Come rendere accettabile l’inaccettabile. La finestra di Overton (o Overton Window) è una tecnica di ingegneria sociale che prende il nome dal suo ideatore Joseph P. Overton 1960-2003.

Overton mise a punto uno schema a “finestre” nel quale possiamo posizionare delle idee.1Un’idea “inaccettabile” dal pubblico come potrebbe essere il cannibalismo (soltanto per fare un esempio), viene inserita nella prima finestra (stadio di idea impensabile).

Secondo Overton, qualsiasi idea, anche la più incredibile ha delle finestre di opportunità. Con opportune tecniche di propaganda o, se preferite, di ingegneria sociale, questa idea può di volta in volta essere spostata in altre “finestre fino a essere resa accettabile ma non solo; fino a diventare addirittura legge.

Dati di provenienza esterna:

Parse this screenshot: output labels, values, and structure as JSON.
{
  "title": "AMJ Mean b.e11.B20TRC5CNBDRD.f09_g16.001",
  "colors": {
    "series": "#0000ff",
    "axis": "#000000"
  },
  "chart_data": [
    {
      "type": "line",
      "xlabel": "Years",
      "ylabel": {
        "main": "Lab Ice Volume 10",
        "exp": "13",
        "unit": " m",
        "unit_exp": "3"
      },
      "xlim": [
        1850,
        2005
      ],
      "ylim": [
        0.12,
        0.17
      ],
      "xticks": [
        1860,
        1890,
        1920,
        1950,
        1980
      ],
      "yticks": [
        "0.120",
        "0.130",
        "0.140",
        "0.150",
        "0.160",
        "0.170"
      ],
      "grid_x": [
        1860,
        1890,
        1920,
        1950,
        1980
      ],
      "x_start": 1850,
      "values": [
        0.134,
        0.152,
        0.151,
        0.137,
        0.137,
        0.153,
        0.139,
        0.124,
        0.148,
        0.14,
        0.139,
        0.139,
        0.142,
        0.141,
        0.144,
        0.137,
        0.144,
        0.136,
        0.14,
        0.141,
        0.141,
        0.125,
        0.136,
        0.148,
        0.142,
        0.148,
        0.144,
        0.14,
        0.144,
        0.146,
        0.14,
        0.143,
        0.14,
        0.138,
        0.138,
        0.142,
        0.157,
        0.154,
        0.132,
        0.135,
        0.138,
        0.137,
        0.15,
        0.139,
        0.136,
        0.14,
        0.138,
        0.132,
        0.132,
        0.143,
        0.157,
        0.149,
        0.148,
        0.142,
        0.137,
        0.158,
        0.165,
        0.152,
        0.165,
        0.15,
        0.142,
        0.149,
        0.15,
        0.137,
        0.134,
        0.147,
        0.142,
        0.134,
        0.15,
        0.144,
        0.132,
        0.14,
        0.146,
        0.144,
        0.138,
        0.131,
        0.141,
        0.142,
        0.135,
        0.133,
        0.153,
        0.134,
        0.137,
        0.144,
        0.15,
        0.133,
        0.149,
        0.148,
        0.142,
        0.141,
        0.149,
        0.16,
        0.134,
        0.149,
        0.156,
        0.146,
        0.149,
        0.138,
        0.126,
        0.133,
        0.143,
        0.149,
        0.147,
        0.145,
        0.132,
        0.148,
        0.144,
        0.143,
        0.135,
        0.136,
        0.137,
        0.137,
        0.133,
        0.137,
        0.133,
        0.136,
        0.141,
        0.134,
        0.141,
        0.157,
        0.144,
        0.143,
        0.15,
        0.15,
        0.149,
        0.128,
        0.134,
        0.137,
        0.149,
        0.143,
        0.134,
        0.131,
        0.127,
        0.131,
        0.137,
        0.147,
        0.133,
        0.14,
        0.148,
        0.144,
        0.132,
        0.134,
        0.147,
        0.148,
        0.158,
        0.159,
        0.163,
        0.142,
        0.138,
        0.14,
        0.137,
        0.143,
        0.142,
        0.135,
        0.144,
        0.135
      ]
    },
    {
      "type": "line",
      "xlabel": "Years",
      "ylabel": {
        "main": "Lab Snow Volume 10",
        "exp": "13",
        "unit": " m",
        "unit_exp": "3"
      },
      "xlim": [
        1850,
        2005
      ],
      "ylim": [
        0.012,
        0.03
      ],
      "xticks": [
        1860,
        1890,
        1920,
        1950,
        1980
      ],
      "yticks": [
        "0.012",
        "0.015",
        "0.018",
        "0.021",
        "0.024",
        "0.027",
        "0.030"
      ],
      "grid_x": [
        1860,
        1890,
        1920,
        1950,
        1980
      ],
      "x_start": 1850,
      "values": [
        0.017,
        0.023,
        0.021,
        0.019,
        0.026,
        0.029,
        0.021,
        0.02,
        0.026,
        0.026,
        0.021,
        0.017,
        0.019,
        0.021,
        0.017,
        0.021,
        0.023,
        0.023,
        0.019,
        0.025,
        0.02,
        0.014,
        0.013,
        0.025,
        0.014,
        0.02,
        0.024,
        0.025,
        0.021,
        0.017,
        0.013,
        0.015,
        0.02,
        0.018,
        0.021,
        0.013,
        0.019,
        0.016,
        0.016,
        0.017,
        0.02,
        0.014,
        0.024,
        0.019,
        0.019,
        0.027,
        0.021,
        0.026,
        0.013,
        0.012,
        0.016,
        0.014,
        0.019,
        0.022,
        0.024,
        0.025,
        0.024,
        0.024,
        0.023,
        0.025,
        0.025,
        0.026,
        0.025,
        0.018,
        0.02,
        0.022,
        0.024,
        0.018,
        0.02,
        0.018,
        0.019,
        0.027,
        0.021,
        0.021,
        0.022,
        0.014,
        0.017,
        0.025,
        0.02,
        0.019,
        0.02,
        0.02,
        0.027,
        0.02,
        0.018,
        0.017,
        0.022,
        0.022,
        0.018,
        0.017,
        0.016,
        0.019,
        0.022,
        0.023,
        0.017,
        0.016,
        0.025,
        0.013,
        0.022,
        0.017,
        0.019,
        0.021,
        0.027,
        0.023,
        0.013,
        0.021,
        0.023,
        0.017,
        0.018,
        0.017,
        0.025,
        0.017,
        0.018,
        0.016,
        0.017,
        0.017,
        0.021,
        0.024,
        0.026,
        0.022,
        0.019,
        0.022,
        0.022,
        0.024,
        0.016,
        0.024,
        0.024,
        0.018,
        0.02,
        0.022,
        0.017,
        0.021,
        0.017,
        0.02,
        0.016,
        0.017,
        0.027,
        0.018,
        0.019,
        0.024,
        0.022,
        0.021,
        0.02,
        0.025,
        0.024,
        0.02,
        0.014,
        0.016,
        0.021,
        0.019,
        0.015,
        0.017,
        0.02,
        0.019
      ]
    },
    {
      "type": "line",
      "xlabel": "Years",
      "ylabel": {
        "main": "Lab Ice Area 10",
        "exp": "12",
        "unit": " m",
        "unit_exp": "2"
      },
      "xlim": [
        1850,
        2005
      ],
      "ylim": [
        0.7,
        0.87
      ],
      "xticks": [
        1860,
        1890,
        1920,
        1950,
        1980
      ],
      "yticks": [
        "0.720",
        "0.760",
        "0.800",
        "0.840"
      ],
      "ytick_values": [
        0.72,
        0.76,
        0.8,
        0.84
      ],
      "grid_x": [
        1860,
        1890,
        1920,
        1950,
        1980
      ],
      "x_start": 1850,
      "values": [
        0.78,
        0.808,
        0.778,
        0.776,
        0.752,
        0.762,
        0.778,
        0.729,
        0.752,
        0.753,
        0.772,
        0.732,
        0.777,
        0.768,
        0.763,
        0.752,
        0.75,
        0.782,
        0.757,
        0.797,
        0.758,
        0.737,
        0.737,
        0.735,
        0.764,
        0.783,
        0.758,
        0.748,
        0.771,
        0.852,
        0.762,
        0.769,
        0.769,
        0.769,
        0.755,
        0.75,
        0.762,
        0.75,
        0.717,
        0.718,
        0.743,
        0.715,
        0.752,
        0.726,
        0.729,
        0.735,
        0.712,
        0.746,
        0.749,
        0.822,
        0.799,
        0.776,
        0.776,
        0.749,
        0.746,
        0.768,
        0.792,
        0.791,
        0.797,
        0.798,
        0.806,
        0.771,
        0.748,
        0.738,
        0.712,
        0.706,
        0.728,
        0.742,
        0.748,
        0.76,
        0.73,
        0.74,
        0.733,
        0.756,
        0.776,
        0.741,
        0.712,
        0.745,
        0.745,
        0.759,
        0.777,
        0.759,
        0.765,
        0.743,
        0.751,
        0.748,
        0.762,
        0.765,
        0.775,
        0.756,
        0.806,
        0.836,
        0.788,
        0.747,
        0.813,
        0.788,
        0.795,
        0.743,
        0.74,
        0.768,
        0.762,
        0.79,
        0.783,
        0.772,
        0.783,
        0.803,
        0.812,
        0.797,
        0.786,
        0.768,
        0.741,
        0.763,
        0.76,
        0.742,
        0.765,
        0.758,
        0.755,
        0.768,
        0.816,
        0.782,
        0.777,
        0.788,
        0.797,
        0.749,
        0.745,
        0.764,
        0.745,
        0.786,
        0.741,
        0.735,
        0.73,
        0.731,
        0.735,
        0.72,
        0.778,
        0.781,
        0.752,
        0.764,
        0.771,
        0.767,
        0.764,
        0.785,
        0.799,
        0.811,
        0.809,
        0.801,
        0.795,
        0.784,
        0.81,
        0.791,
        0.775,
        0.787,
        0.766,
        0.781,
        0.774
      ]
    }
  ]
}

Per dirla in due parole, si manda un nutrizionista in tv a dire che il cannibalismo in alcune circostanze potrebbe essere una soluzione a determinate problematiche. Altri nutrizionisti o magari lo stesso mondo politico insorge definendo pazzo il personaggio. A questo punto si crea un dibattito e la gente che ha guardato la tv inizia a parlarne al bar anche soltanto per sottolineare la follia o la stupidaggine della tv. Ecco che l’idea inaccettabile di cui nessuno nemmeno discuteva si è già spostata in un’altra finestra; quella dell’idea inaccettabile di cui si discute.

Procedendo per gradi si arriva a far accettare e legalizzare l’idea che nel frattempo è stata innestata nella società:

Lo schema di Overton è il seguente:

1. inconcepibile (inaccettabile, vietato)

2. radicale (vietato, ma con delle riserve)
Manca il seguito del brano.